The regulatory requirements for cryptocurrency-related firms in the United Kingdom are about to be expanded, according to a recent consultation paper published by the Financial Conduct Authority (FCA). Just recently we’ve seen how Gemini and Archax had become the first two cryptocurrency exchange platforms to get a license from the UK regulator and now the agency wants to make sure that all other companies will comply with AML rules.
Exchanges and custodian wallet providers will need to comply
Based on the FCA paper which you can find here, the annual financial crime reporting obligations will be broadened, to include crypto exchanges and custodian wallet providers. It seems like the regulator wants to take this measure to better understand which companies have a higher intrinsic money laundering risk due to their activities.
This is part of a long-term process starting with 2016 when the FCA had begun looking for analytics that can enhance its regulatory mechanism and make the local financial safer and compliant with the regulation. Reducing the burden on enterprises and mitigating money laundering risks are two of the main goals that will eventually lead to better integrity of the system.

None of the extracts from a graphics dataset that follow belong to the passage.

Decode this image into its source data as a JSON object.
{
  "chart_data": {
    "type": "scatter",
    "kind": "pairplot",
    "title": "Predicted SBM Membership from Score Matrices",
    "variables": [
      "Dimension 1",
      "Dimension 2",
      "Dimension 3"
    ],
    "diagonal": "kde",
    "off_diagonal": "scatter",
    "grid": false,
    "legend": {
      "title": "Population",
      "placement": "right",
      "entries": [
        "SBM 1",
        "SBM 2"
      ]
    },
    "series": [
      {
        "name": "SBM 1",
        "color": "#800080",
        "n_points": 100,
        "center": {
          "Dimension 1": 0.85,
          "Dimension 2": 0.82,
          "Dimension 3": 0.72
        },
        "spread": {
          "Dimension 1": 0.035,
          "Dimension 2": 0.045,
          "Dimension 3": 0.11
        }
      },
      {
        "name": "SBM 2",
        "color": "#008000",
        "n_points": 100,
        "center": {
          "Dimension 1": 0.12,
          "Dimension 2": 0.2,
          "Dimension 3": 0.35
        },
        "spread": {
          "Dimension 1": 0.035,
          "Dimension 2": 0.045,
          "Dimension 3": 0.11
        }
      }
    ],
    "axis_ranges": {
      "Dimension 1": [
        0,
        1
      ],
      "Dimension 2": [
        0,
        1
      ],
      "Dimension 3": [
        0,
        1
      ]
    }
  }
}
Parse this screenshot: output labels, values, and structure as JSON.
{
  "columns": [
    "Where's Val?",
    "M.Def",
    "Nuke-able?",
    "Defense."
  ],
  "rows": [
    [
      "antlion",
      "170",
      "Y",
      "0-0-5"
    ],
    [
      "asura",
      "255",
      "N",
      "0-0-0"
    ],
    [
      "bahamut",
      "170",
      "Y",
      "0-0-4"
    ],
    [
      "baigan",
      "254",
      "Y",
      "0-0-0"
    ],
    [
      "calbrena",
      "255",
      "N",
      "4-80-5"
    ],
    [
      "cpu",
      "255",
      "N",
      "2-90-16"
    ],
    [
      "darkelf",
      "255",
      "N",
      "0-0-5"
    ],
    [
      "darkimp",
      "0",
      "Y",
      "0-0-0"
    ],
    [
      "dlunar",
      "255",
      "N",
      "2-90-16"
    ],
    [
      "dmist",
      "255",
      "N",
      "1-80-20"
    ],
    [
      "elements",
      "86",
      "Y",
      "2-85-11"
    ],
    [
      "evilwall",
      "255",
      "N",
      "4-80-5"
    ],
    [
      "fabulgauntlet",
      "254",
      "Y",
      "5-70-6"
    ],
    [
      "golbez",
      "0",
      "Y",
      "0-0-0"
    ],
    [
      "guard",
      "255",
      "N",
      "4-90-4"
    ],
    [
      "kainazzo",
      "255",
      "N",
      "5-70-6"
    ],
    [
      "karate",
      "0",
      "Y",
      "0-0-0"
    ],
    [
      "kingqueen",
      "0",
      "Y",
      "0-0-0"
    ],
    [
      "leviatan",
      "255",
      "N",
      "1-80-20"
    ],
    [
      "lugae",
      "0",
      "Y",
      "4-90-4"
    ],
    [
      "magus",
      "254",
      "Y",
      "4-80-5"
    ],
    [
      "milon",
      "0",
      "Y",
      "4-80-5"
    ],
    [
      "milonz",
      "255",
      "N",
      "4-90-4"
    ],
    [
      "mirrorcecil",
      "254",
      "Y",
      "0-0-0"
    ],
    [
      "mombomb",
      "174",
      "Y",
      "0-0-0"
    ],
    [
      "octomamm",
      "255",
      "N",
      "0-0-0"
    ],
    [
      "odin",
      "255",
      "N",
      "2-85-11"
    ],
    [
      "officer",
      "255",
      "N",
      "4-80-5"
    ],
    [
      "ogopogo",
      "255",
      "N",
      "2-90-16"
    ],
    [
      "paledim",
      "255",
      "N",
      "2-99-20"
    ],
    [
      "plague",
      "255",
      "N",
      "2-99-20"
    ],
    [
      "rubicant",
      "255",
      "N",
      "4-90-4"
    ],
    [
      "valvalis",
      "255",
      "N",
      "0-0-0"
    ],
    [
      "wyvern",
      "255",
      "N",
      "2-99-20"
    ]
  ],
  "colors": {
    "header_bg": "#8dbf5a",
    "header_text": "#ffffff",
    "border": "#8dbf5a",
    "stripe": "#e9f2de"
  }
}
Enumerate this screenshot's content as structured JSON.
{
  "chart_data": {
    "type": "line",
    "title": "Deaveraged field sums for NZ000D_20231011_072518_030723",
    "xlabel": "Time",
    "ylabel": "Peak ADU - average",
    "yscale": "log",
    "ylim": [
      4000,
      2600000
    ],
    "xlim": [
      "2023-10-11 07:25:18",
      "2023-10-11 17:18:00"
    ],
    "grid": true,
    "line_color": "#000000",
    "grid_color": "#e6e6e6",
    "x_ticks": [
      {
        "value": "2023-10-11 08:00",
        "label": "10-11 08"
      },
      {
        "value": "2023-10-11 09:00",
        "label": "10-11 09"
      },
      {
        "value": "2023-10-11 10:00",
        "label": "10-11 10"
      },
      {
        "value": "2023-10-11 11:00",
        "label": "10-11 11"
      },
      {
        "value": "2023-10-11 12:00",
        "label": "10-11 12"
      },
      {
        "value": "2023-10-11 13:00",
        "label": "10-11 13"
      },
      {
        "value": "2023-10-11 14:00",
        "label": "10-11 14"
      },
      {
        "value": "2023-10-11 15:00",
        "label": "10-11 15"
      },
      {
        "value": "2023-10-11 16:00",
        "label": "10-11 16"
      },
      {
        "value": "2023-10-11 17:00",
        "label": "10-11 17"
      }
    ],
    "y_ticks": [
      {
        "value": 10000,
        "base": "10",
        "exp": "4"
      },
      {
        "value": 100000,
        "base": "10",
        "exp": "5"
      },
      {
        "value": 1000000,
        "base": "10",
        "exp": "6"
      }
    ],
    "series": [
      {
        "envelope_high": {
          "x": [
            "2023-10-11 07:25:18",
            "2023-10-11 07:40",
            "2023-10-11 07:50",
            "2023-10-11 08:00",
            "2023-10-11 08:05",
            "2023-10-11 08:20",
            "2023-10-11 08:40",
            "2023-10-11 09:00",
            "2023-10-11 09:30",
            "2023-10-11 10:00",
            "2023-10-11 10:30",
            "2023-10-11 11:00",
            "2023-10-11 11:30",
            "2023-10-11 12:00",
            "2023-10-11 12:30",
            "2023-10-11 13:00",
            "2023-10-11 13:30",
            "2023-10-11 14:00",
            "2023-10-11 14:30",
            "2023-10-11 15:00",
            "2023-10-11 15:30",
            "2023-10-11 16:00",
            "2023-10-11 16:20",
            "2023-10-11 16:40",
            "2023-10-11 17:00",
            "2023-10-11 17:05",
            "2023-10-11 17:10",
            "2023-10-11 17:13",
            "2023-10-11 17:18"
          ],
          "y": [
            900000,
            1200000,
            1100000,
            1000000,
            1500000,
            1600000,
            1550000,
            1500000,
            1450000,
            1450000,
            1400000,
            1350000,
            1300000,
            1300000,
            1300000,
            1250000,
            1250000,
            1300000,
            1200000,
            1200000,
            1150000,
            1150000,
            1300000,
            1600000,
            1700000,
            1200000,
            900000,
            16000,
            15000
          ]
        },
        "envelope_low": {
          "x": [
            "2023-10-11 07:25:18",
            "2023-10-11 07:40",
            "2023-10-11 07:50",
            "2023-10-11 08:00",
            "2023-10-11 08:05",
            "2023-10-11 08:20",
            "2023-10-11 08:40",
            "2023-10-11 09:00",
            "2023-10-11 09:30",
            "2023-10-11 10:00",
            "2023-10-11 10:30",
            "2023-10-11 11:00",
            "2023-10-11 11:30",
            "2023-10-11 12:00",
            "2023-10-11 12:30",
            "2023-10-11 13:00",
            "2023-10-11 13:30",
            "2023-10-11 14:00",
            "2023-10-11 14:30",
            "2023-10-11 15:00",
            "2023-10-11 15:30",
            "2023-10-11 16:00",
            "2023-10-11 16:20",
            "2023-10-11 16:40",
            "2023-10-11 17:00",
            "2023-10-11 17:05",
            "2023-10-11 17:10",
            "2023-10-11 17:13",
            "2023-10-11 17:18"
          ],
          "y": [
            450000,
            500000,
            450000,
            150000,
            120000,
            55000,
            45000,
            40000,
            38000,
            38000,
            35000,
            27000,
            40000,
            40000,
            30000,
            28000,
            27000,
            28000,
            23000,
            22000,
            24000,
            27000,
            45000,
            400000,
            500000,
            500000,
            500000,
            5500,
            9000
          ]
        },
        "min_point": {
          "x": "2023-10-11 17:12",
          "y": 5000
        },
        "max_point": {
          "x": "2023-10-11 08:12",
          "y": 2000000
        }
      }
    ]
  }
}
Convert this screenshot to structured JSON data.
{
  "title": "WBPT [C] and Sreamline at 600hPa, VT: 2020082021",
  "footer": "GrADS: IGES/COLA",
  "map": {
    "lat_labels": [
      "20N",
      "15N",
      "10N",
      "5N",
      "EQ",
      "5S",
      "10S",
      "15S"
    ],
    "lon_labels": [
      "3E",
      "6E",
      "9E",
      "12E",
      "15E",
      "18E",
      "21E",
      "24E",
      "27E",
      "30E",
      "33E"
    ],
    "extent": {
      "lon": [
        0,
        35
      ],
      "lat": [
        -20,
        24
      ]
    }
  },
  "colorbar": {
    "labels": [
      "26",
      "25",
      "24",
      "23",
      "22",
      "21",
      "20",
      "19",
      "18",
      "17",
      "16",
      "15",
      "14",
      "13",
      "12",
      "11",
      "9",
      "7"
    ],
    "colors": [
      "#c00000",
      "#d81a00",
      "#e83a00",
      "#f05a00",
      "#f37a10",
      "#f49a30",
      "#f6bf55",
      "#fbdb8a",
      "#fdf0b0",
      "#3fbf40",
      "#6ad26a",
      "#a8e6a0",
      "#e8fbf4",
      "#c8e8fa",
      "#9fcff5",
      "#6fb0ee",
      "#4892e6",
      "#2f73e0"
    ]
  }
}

Expanding AML requirements to cryptocurrency-related companies will help the FCA gather information from 4,500 additional firms, a development that will allow for an improved targeted approach to financial crime supervision:
To the extent that the data collection improves AML systems and controls, it will also make it more difficult for a firm to facilitate money laundering, and so reduce the incentive for them to do so. This could make money laundering via UK financial institutions more difficult and, depending on the responsiveness of the underlying illicit activities, could result in less criminal activity, benefitting society more widely
The UK to become a reliable crypto hub?
Considering the aggregate actions taken by regulators in the United Kingdom, the chances to see trusted crypto companies moving into the country are rising. The latest AML requirements will only be an issue for crypto scams, but on the other hand, it will make the industry more reliable and force companies into complying with regulation.
As one of the largest financial centers in the world, the UK is poised to be at the center of the new financial revolution, which could include cryptocurrencies, as well. The main goals of the latest moves are to protect consumers and to build trust that even cryptocurrency-related companies can operate within a regulatory framework.